In their report, the evaluation team found that rates of both stunting and underweight status were not statistically different between treated and comparison villages. The data shows that both WALA and comparison villages were hit equally hard by back-to-back climatic shocks—including severe droughts and floods—and any improvements in resilience from WALA at the project's close were unable to help communities overcome the severe environmental disruptions seen between the end of the project and today.

“Long-term impact evaluations like this really give you the insight to answer: were the outcomes produced by a project sustainable? The hope for all development projects is to create positive, long-term change for communities. The data doesn’t always back that. This evaluation let us see what was sustainable and was not sustainable about the WALA program. And this evidence, in turn, will help inform the Office of Food for Peace and USAID’s future programming of projects,” said Nolan.

Watch: Kathy Nolan, AidData Senior Research Analyst, shared insights from AidData’s work at a Mathematica/USAID forum highlighting the power of long-term impact evaluation.

On the ground and in the field

In order to ascertain WALA’s impacts, AidData and Mathematica Policy Research teamed up to collect extensive quantitative and qualitative follow-up data from both WALA villages and comparison villages.

To get a deeper view of how households were doing in the years after WALA ended, AidData administered quantitative surveys to 21 randomly selected households in each of the 100 treatment and 100 control villages. The survey covered aspects of health, nutrition, agriculture, income, and development project participation, and also included questions on under-five child nutrition and maternal health. As part of the post-program data collection process, AidData also sent enumerators to villages to take anthropometric measurements (height and weight) of Malawian children. This allowed the evaluators to see whether improvements in resilience due to WALA allowed communities to maintain child nutrition gains even in the face of environmental disruption. Using this quantitative data, the research team was able to confirm that comparison villages were not targeted at higher rates by other, non-WALA development projects, as this could have skewed the results.

Kristen Velyvis, a senior researcher at Mathematica, led the effort to collect qualitative data. Surveys were performed in 14 villages, selected on the basis of particularly successful WALA implementation and the largest drops in stunting rates. These interviews covered a wide range of topics—including perspectives on the sustainability of WALA activities and of WALA activities in general, household resilience, coping mechanisms, livelihoods in the face of shocks, diversification of income sources, and reliance on direct food aid.

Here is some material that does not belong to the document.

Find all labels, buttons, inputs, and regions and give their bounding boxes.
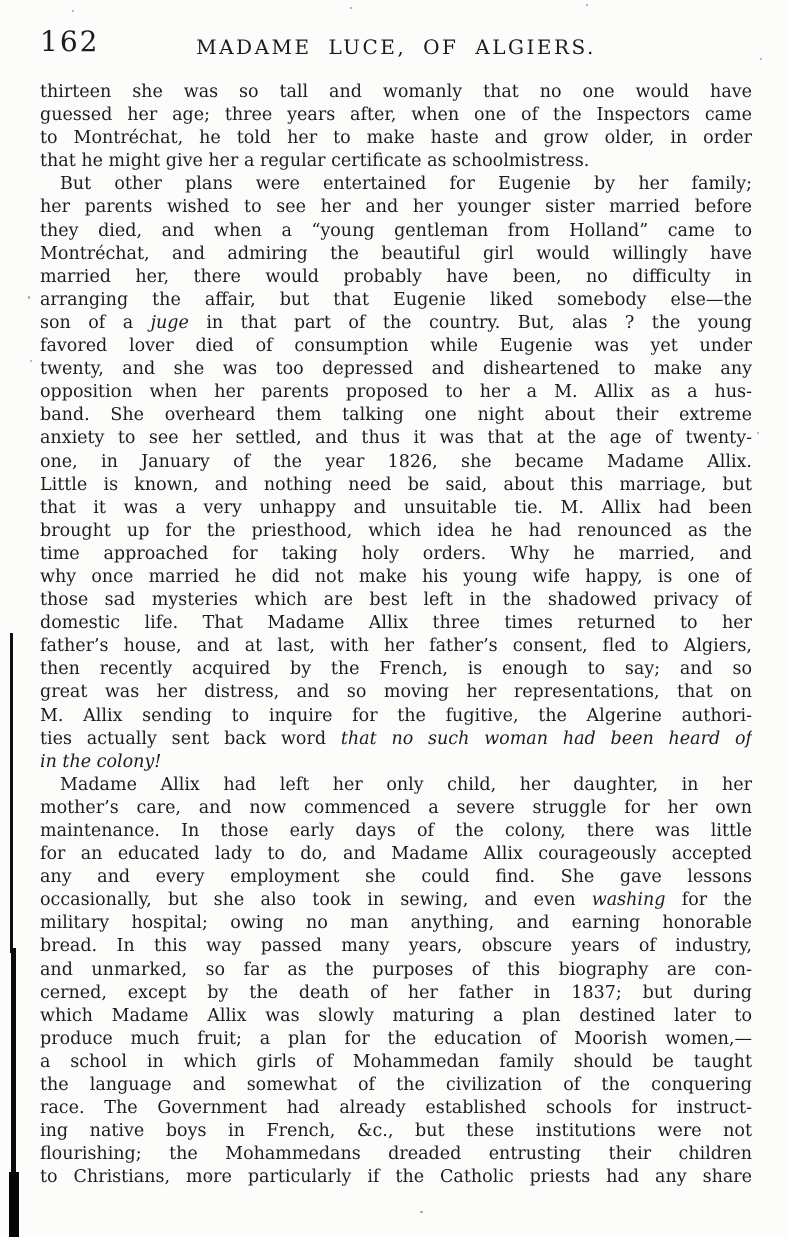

Collecting data and pinning down geographic locations was not always a smooth process. “Think about the data you need to successfully evaluate the impact of a development program. You probably think of having GPS data on precisely where project locations and surveys took place. In this case, we actually did not have exact GPS coordinates for the locations of villages where WALA was implemented,” said Nolan.

“Instead, we knew the Traditional Authority in which a village was located. That gave us a small enough geographic area to identify WALA villages with certain stunting rates, and then match them to comparisons. So, by all means, collect GPS data on your programs! But the takeaway is that, even without it, there are other ways we can find and match project areas to do this kind of rigorous impact evaluation, even years after the program ended.”

Soren Patterson is AidData's Communications Associate.